Per the New York Times, Davis posted a photograph to her private Instagram account wearing a one-piece swimsuit, after which Saints officials accused her, over her protests, of breaking rules that prohibit cheerleaders from appearing nude, seminude or in lingerie. The Saints additionally accused Davis of attending a party with Saints players, another regulation she denies violating. Davis also informed Saints officials that she was contacted by players on social media, after which the cheerleaders were told to block players from following them on social media, and to switch their social media settings from public to private. (By contrast, Saints players are not required to block cheerleaders from their accounts or make their settings private.)
Davis was eventually fired after what she claims were three trouble-free seasons.
Her complaint states that the team's rules regarding its cheerleaders reflect outdated views of women. "If the cheerleaders can't contact the players, then the players shouldn't be able to contact the cheerleaders," Davis' lawyer Sara Blackwell told the paper. "The antiquated stereotype of women needing to hide for their own protection is not permitted in America and certainly not in the workplace."

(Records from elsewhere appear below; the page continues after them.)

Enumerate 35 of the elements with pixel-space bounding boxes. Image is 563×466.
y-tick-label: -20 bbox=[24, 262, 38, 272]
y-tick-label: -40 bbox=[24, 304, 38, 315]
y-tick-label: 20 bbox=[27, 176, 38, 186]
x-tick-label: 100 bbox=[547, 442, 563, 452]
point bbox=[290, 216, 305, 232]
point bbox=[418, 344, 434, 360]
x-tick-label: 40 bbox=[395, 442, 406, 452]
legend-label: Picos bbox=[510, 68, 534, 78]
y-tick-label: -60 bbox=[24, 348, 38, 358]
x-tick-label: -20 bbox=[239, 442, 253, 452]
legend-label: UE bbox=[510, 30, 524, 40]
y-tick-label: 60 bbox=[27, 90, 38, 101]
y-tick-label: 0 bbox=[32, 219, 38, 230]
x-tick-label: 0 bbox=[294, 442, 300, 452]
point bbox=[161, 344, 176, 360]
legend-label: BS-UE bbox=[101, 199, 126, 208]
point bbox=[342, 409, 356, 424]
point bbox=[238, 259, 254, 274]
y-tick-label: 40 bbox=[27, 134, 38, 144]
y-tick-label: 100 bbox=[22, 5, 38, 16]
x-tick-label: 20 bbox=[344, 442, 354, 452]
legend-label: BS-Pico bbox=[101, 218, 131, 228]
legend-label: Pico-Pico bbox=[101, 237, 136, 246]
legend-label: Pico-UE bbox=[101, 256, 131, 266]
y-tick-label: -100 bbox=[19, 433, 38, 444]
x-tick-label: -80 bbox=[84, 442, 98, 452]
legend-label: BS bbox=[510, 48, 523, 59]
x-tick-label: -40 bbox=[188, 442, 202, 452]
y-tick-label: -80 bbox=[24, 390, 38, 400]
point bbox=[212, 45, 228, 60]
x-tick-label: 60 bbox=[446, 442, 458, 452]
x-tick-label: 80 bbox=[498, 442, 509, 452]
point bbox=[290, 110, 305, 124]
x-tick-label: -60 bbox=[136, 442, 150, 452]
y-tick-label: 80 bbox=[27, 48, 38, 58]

According to the Saints' handbook for cheerleaders, as well as internal emails and text messages reviewed by The New York Times and interviews with Davis, the Saints have an anti-fraternization policy that requires cheerleaders to avoid contact with players, in person or online, even though players are not penalized for pursuing such engagement with cheerleaders. The cheerleaders must block players from following them on social media and cannot post photos of themselves in Saints gear, denying them the chance to market themselves. The players are not required to do any of these things.
Cheerleaders are told not to dine in the same restaurant as players, or speak to them in any detail. If a Saints cheerleader enters a restaurant and a player is already there, she must leave. If a cheerleader is in a restaurant and a player arrives afterward, she must leave. There are nearly 2,000 players in the N.F.L., and many of them use pseudonyms on social media. Cheerleaders must find a way to block each one, while players have no limits on who can follow them.
The team says its rules are designed to protect cheerleaders from players preying on them. But it puts the onus on the women to fend off the men.
Leslie A. Lanusse, a lawyer representing the Saints in the complaint, issued the following statement to the Times: "The Saints organization strives to treat all employees fairly, including Ms. Davis. At the appropriate time and in the appropriate forum, the Saints will defend the organization's policies and workplace rules. For now, it is sufficient to say that Ms. Davis was not subjected to discrimination because of her gender."